North Kohala is the northernmost district of the Big Island. Here, volcano goddess Pele’s creation has geologically matured and weathered over millennia from rugged lava into lush, rolling agricultural lands and wild isolated valleys. North Kohala is the birthplace of Kamehameha the Great and as such is a landmark of Hawaiian history. This area serves as both a center of ranching and agricultural production and as a bedroom community to the high-end resorts of the adjacent South Kohala Coast.

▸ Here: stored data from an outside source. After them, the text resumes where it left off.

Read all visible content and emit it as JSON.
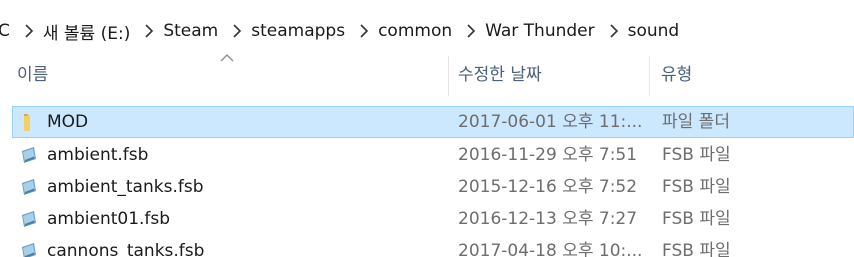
{
  "breadcrumb": {
    "items": [
      "C",
      "새 볼륨 (E:)",
      "Steam",
      "steamapps",
      "common",
      "War Thunder",
      "sound"
    ],
    "separator_icon": "chevron-right-icon"
  },
  "columns": {
    "name": "이름",
    "date_modified": "수정한 날짜",
    "type": "유형",
    "sort_indicator_icon": "sort-ascending-icon"
  },
  "files": [
    {
      "name": "MOD",
      "date": "2017-06-01 오후 11:...",
      "type": "파일 폴더",
      "icon": "folder-icon",
      "selected": true
    },
    {
      "name": "ambient.fsb",
      "date": "2016-11-29 오후 7:51",
      "type": "FSB 파일",
      "icon": "file-icon",
      "selected": false
    },
    {
      "name": "ambient_tanks.fsb",
      "date": "2015-12-16 오후 7:52",
      "type": "FSB 파일",
      "icon": "file-icon",
      "selected": false
    },
    {
      "name": "ambient01.fsb",
      "date": "2016-12-13 오후 7:27",
      "type": "FSB 파일",
      "icon": "file-icon",
      "selected": false
    },
    {
      "name": "cannons_tanks.fsb",
      "date": "2017-04-18 오후 10:...",
      "type": "FSB 파일",
      "icon": "file-icon",
      "selected": false
    }
  ],
  "colors": {
    "selection_bg": "#cce8ff",
    "selection_border": "#99d1ff",
    "header_text": "#4c607a",
    "secondary_text": "#6d6d6d"
  }
}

The small towns of Hawi and Kapa'au are home to a community of artists, business professionals, paniolo (cowboys), kama'aina families and retirees. Their colorful main street is lined with shops, galleries, eateries and markets that beckon the curious to stop and "talk story." Overall, the climate is benign, but powerful winds and storms can blow through.
Traveling south along the coast, residents of communities like Kohala Ranch and Kohala Estates, poised high above the coast, enjoy sweeping views of the ocean and neighboring Maui, seasonal whale-watching and breathtaking sunsets. Further down along the shore, property designated as Hawaiian Homelands runs into the Kawaihae area. Once a thriving center of Kamehameha’s kingdom, Kawaihae is still home to the ancient Hawaiian temple of Pu'ukohola.
With its rich history, artistic energy and vast open spaces, North Kohala is known to lure those seeking a sense of place and peace on Hawaii’s Big Island.